ARDC brings to the eResearch sector over 10 years of experience on research data infrastructure and services. This is achieved by building on legacy initiatives of the Australian National Data Service (ANDS), the National eResearch Collaboration Tools and Resources (Nectar) and the Research Data Services (RDS).

The organisation is defined by the following six principles:

  • Transforming research through better tools, by providing better software, platforms and data across the research lifecycle.
  • Focusing on national scale opportunities to help develop a nationally coherent eResearch infrastructure environment in a global context.
  • People are essential and we will continue to raise awareness of this and support communities in order to build skills and culture in the sector.
  • Building strong partnerships and collaborations are at the heart of everything that we do. As one part of a national and international system, we work with others to inform, magnify and sustain common work objectives.
  • Be a catalyst for and complement the sector by accelerating innovation through projects, infrastructure, services, consultancy and outreach.
  • Commitment to sustainable expertise and services, digital infrastructure for data and tools.

Problem definition

The ARDC considers the needs of the entire Australian research sector and aims to build a robust data commons via strategic investment, coordination and partnership. A recent national consultation exercise highlighted the absence of a national scale, discipline agnostic data archive facility. Such a data archive was recognised as a distinct service concept to the widespread instances of data repositories, large-scale storage facilities and distributed cloud service architectures.
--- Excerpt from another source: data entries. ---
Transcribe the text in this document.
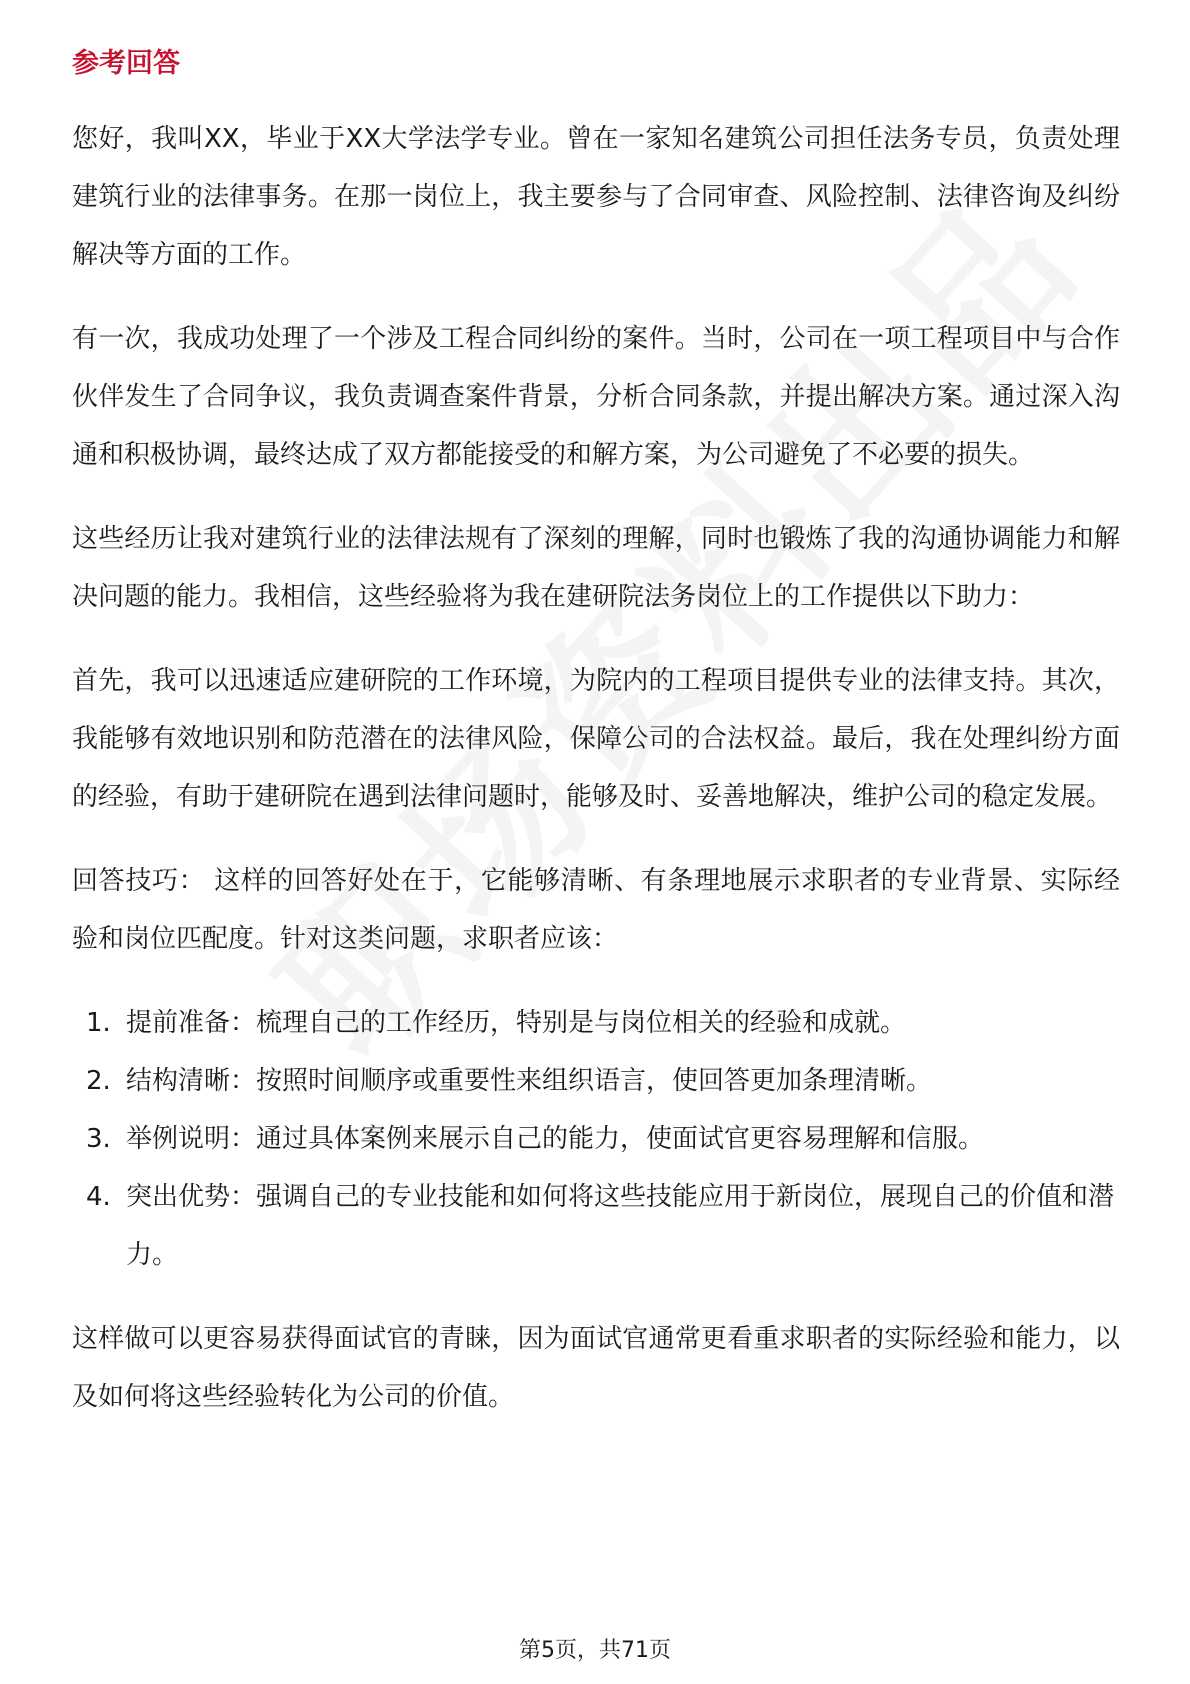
参考回答

您好，我叫XX，毕业于XX大学法学专业。曾在一家知名建筑公司担任法务专员，负责处理建筑行业的法律事务。在那一岗位上，我主要参与了合同审查、风险控制、法律咨询及纠纷解决等方面的工作。

有一次，我成功处理了一个涉及工程合同纠纷的案件。当时，公司在一项工程项目中与合作伙伴发生了合同争议，我负责调查案件背景，分析合同条款，并提出解决方案。通过深入沟通和积极协调，最终达成了双方都能接受的和解方案，为公司避免了不必要的损失。

这些经历让我对建筑行业的法律法规有了深刻的理解，同时也锻炼了我的沟通协调能力和解决问题的能力。我相信，这些经验将为我在建研院法务岗位上的工作提供以下助力：

首先，我可以迅速适应建研院的工作环境，为院内的工程项目提供专业的法律支持。其次，我能够有效地识别和防范潜在的法律风险，保障公司的合法权益。最后，我在处理纠纷方面的经验，有助于建研院在遇到法律问题时，能够及时、妥善地解决，维护公司的稳定发展。

回答技巧： 这样的回答好处在于，它能够清晰、有条理地展示求职者的专业背景、实际经验和岗位匹配度。针对这类问题，求职者应该：

1. 提前准备：梳理自己的工作经历，特别是与岗位相关的经验和成就。
2. 结构清晰：按照时间顺序或重要性来组织语言，使回答更加条理清晰。
3. 举例说明：通过具体案例来展示自己的能力，使面试官更容易理解和信服。
4. 突出优势：强调自己的专业技能和如何将这些技能应用于新岗位，展现自己的价值和潜力。

这样做可以更容易获得面试官的青睐，因为面试官通常更看重求职者的实际经验和能力，以及如何将这些经验转化为公司的价值。

第5页，共71页
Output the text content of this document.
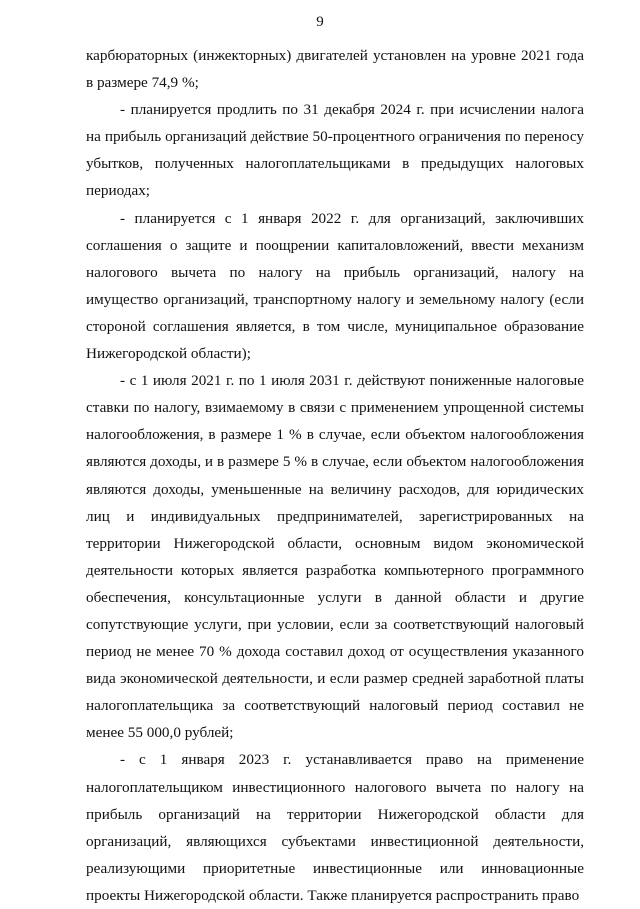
9

карбюраторных (инжекторных) двигателей установлен на уровне 2021 года в размере 74,9 %;

- планируется продлить по 31 декабря 2024 г. при исчислении налога на прибыль организаций действие 50-процентного ограничения по переносу убытков, полученных налогоплательщиками в предыдущих налоговых периодах;

- планируется с 1 января 2022 г. для организаций, заключивших соглашения о защите и поощрении капиталовложений, ввести механизм налогового вычета по налогу на прибыль организаций, налогу на имущество организаций, транспортному налогу и земельному налогу (если стороной соглашения является, в том числе, муниципальное образование Нижегородской области);

- с 1 июля 2021 г. по 1 июля 2031 г. действуют пониженные налоговые ставки по налогу, взимаемому в связи с применением упрощенной системы налогообложения, в размере 1 % в случае, если объектом налогообложения являются доходы, и в размере 5 % в случае, если объектом налогообложения являются доходы, уменьшенные на величину расходов, для юридических лиц и индивидуальных предпринимателей, зарегистрированных на территории Нижегородской области, основным видом экономической деятельности которых является разработка компьютерного программного обеспечения, консультационные услуги в данной области и другие сопутствующие услуги, при условии, если за соответствующий налоговый период не менее 70 % дохода составил доход от осуществления указанного вида экономической деятельности, и если размер средней заработной платы налогоплательщика за соответствующий налоговый период составил не менее 55 000,0 рублей;

- с 1 января 2023 г. устанавливается право на применение налогоплательщиком инвестиционного налогового вычета по налогу на прибыль организаций на территории Нижегородской области для организаций, являющихся субъектами инвестиционной деятельности, реализующими приоритетные инвестиционные или инновационные проекты Нижегородской области. Также планируется распространить право
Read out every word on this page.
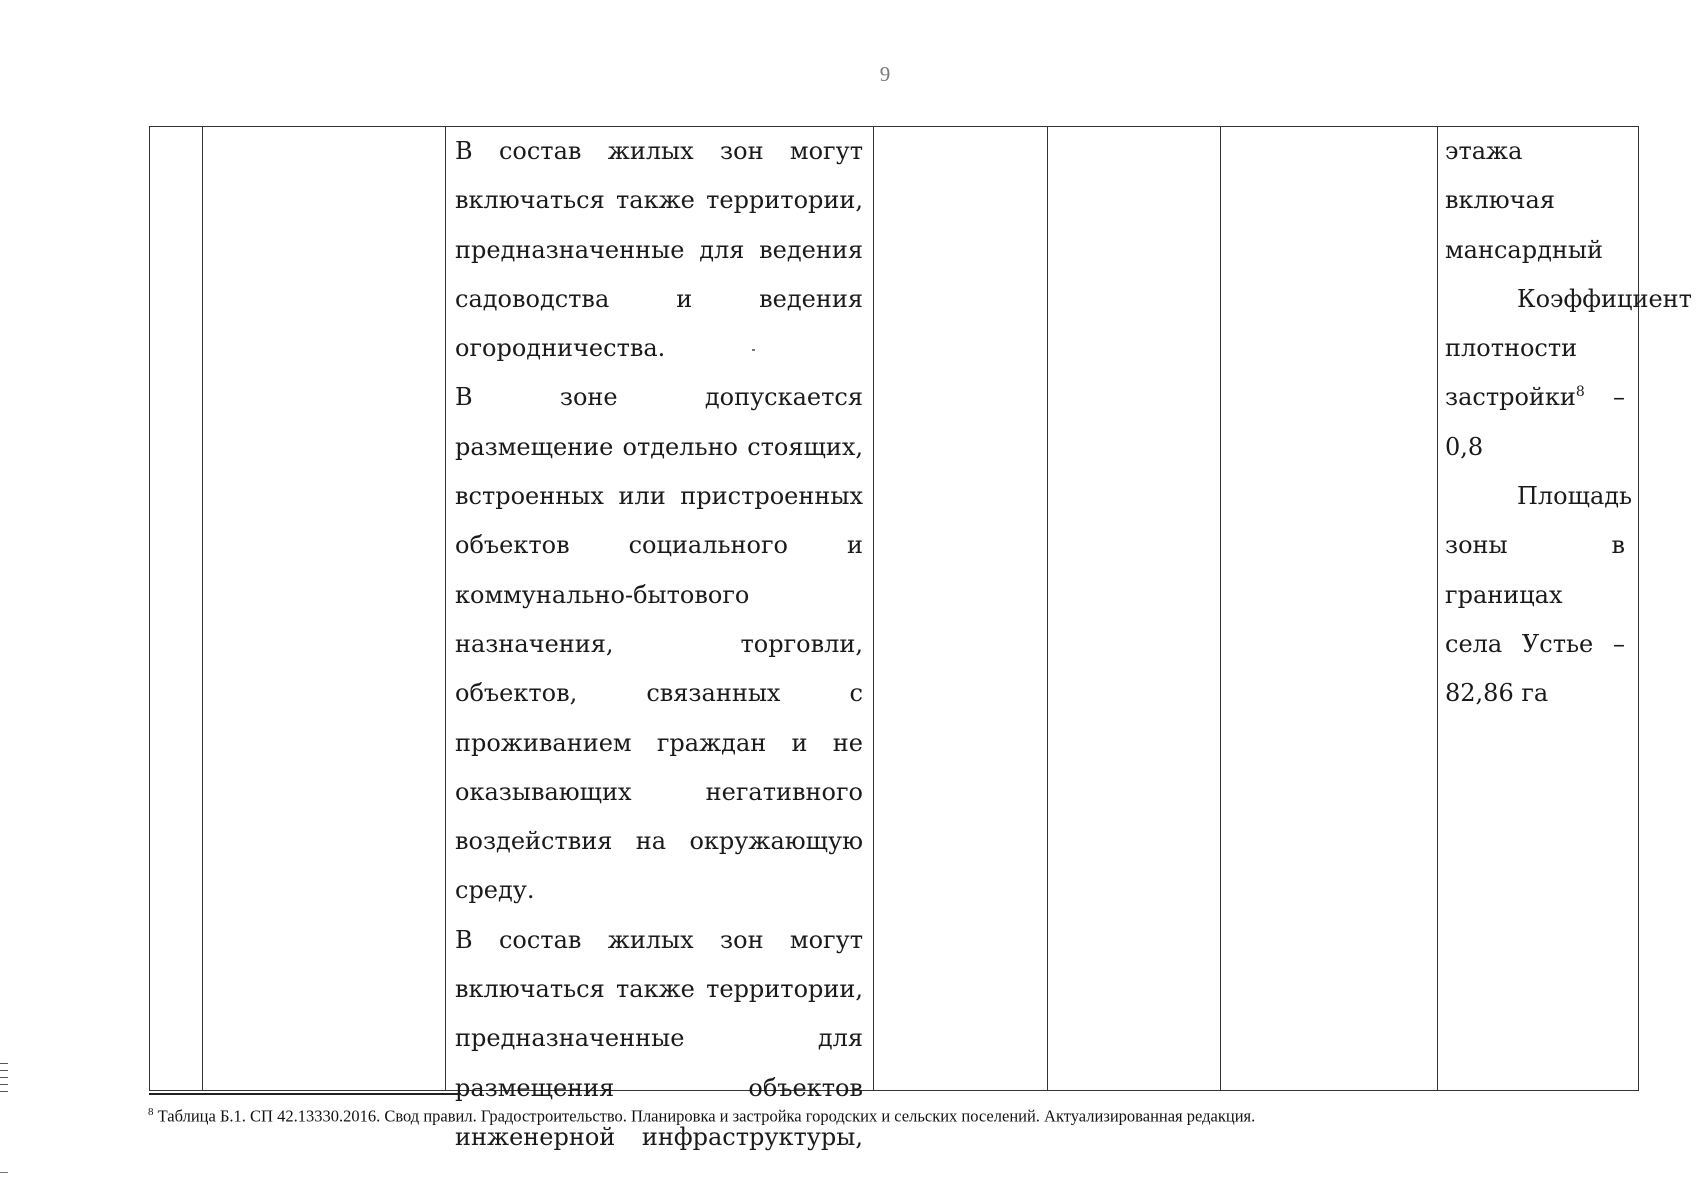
9

В состав жилых зон могут включаться также территории, предназначенные для ведения садоводства и ведения огородничества.

В зоне допускается размещение отдельно стоящих, встроенных или пристроенных объектов социального и коммунально-бытового назначения, торговли, объектов, связанных с проживанием граждан и не оказывающих негативного воздействия на окружающую среду.

В состав жилых зон могут включаться также территории, предназначенные для размещения объектов инженерной инфраструктуры,

этажа включая мансардный

Коэффициент плотности застройки$^8$ – 0,8

Площадь зоны в границах села Устье – 82,86 га

$^8$ Таблица Б.1. СП 42.13330.2016. Свод правил. Градостроительство. Планировка и застройка городских и сельских поселений. Актуализированная редакция.
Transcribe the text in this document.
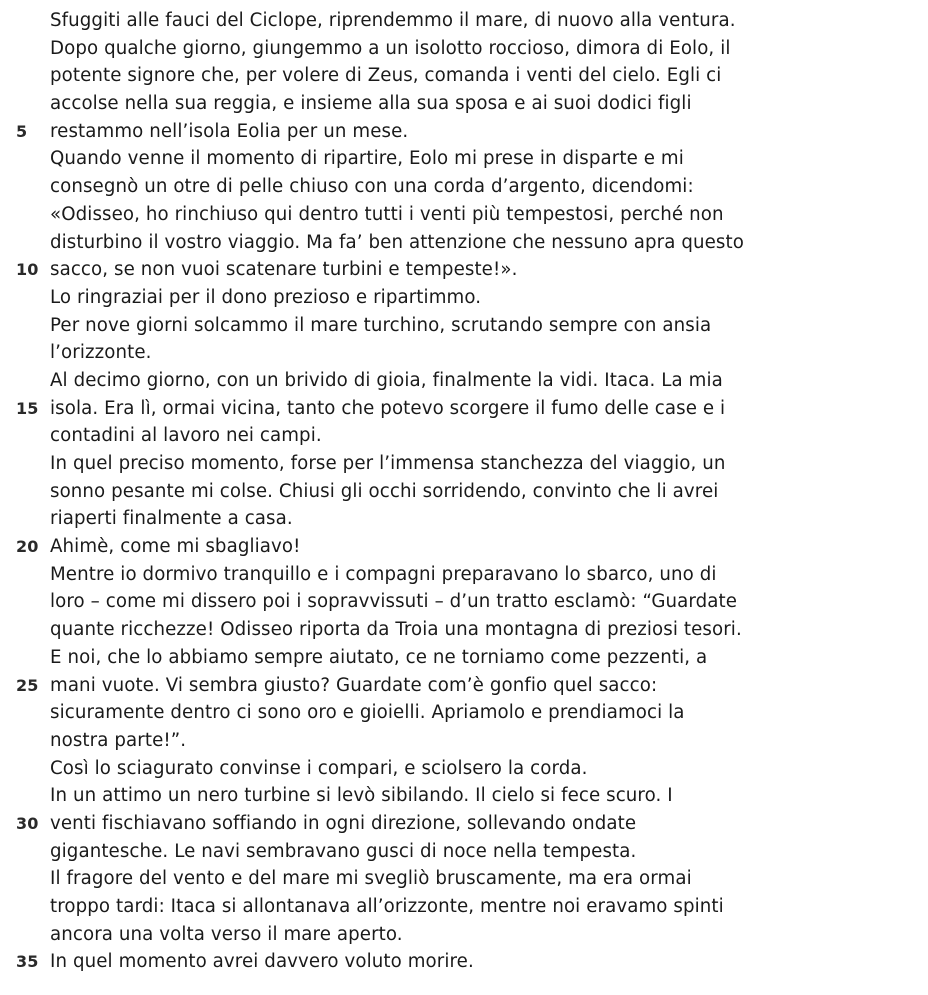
Sfuggiti alle fauci del Ciclope, riprendemmo il mare, di nuovo alla ventura.
Dopo qualche giorno, giungemmo a un isolotto roccioso, dimora di Eolo, il
potente signore che, per volere di Zeus, comanda i venti del cielo. Egli ci
accolse nella sua reggia, e insieme alla sua sposa e ai suoi dodici figli
5	restammo nell’isola Eolia per un mese.
Quando venne il momento di ripartire, Eolo mi prese in disparte e mi
consegnò un otre di pelle chiuso con una corda d’argento, dicendomi:
«Odisseo, ho rinchiuso qui dentro tutti i venti più tempestosi, perché non
disturbino il vostro viaggio. Ma fa’ ben attenzione che nessuno apra questo
10 sacco, se non vuoi scatenare turbini e tempeste!».
Lo ringraziai per il dono prezioso e ripartimmo.
Per nove giorni solcammo il mare turchino, scrutando sempre con ansia
l’orizzonte.
Al decimo giorno, con un brivido di gioia, finalmente la vidi. Itaca. La mia
15 isola. Era lì, ormai vicina, tanto che potevo scorgere il fumo delle case e i
contadini al lavoro nei campi.
In quel preciso momento, forse per l’immensa stanchezza del viaggio, un
sonno pesante mi colse. Chiusi gli occhi sorridendo, convinto che li avrei
riaperti finalmente a casa.
20 Ahimè, come mi sbagliavo!
Mentre io dormivo tranquillo e i compagni preparavano lo sbarco, uno di
loro – come mi dissero poi i sopravvissuti – d’un tratto esclamò: “Guardate
quante ricchezze! Odisseo riporta da Troia una montagna di preziosi tesori.
E noi, che lo abbiamo sempre aiutato, ce ne torniamo come pezzenti, a
25 mani vuote. Vi sembra giusto? Guardate com’è gonfio quel sacco:
sicuramente dentro ci sono oro e gioielli. Apriamolo e prendiamoci la
nostra parte!”.
Così lo sciagurato convinse i compari, e sciolsero la corda.
In un attimo un nero turbine si levò sibilando. Il cielo si fece scuro. I
30 venti fischiavano soffiando in ogni direzione, sollevando ondate
gigantesche. Le navi sembravano gusci di noce nella tempesta.
Il fragore del vento e del mare mi svegliò bruscamente, ma era ormai
troppo tardi: Itaca si allontanava all’orizzonte, mentre noi eravamo spinti
ancora una volta verso il mare aperto.
35 In quel momento avrei davvero voluto morire.
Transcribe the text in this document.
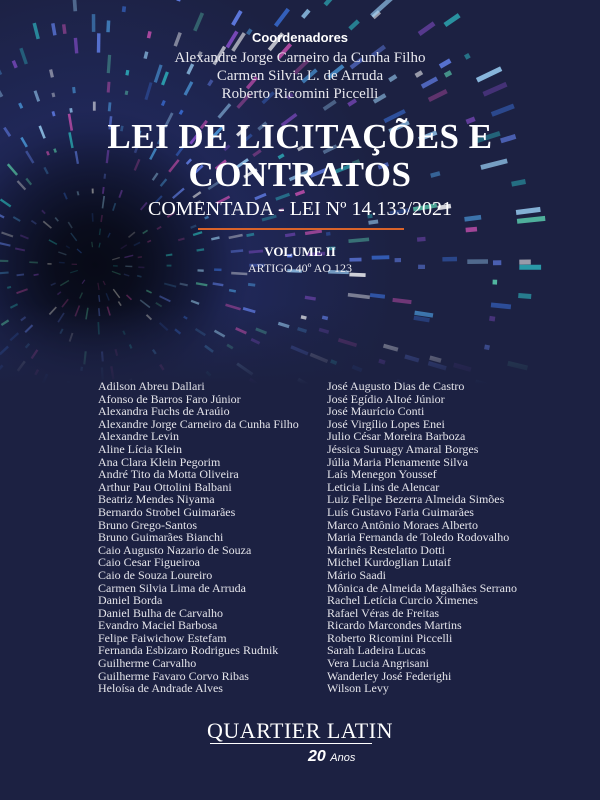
Coordenadores
Alexandre Jorge Carneiro da Cunha Filho
Carmen Silvia L. de Arruda
Roberto Ricomini Piccelli
LEI DE LICITAÇÕES E
CONTRATOS
COMENTADA - LEI Nº 14.133/2021
VOLUME II
ARTIGO 40º AO 123
Adilson Abreu Dallari
Afonso de Barros Faro Júnior
Alexandra Fuchs de Araúio
Alexandre Jorge Carneiro da Cunha Filho
Alexandre Levin
Aline Lícia Klein
Ana Clara Klein Pegorim
André Tito da Motta Oliveira
Arthur Pau Ottolini Balbani
Beatriz Mendes Niyama
Bernardo Strobel Guimarães
Bruno Grego-Santos
Bruno Guimarães Bianchi
Caio Augusto Nazario de Souza
Caio Cesar Figueiroa
Caio de Souza Loureiro
Carmen Silvia Lima de Arruda
Daniel Borda
Daniel Bulha de Carvalho
Evandro Maciel Barbosa
Felipe Faiwichow Estefam
Fernanda Esbizaro Rodrigues Rudnik
Guilherme Carvalho
Guilherme Favaro Corvo Ribas
Heloísa de Andrade Alves
José Augusto Dias de Castro
José Egídio Altoé Júnior
José Maurício Conti
José Virgílio Lopes Enei
Julio César Moreira Barboza
Jéssica Suruagy Amaral Borges
Júlia Maria Plenamente Silva
Laís Menegon Youssef
Leticia Lins de Alencar
Luiz Felipe Bezerra Almeida Simões
Luís Gustavo Faria Guimarães
Marco Antônio Moraes Alberto
Maria Fernanda de Toledo Rodovalho
Marinês Restelatto Dotti
Michel Kurdoglian Lutaif
Mário Saadi
Mônica de Almeida Magalhães Serrano
Rachel Letícia Curcio Ximenes
Rafael Véras de Freitas
Ricardo Marcondes Martins
Roberto Ricomini Piccelli
Sarah Ladeira Lucas
Vera Lucia Angrisani
Wanderley José Federighi
Wilson Levy
QUARTIER LATIN
20 Anos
Given the widespread need for a national scale data archive capability the ARDC is investigating possible service delivery models and architectures that could fulfil this service gap. ARDC is particularly interested in how such services are designed and implemented and made available via a federated and physically distributed community like our stakeholders and indeed the European research communities.

ARDC stakeholders vary in size, scope and data scale.  We anticipate a data archive to scale to 20-100 petabytes over a 5-10 year period and provide services to 30-50 distinct organisational users. Any solution will need to operate a realistic business model with mature SOPs and SLAs. While presentation is a secondary concern to data preservation, a coherent and consistent view would expedite integration with other national and international infrastructures like Research Data Australia, DataCite, ORCiD, community data repositories, other internmational data commons movements and collaborative environments.

Envisaged timeline for implementation of the use case

Small scale data archives exist in several disciplines and with varying degree of maturity. The involvement of the ARDC in this project seeks to further understand the possible models that can fulfil national scale capabilities that can evolve into a comprehensive solution or solutions. We anticipate a period of service definition and design 2020-2023 that would specify a distributed model that mixes commercial and localised provision.

Data and metadata Characteristics

The ARDC is building a minimal metadata requirement that specifies existing international schemas, e.g. DataCite MDS, but recognise a degree of extensibility is required for specific for defined communities.

Cost requirements

Currently costs are recognised as real and necessary but are not yet defined.  Our only requirement is that they are realistic and reflect predictable and efficient investment for benefit.

Benefits and expected impact

Benefits are recognised in different contexts, being:

  • Research Data Management: the benefits or RDM are internationally recognised and the ARDC accepts the current dogma that research data are first class research objects and are valuable evidence that underpins the scholarly record.  We recognise the significant reuse benefits of cost efficiently, reputation and the value of a complete scholarly record.
  • Infrastructure provision: we recognise the consequences of accelerating data generation on capacity cost that to date has been shielded from efficient infrastructure management due to falling hardware costs.  The approaching issue of increasing relative storage costs is significant and capacity cannot keep up with data generation.  A key driver will be determining what data to keep and move to lower cost capacity and what data to delete is now as necessary for the IT Infrastructure Manager as equally as the Research Manager.
  • Strategic goals: in line with the foundational NCRIS principles, a national and collaborative approach to realising the above benefits is in itself a benefit to inclusiveness, efficiency with a limited but critical market appetite and delivering national solutions that supports a entire sector.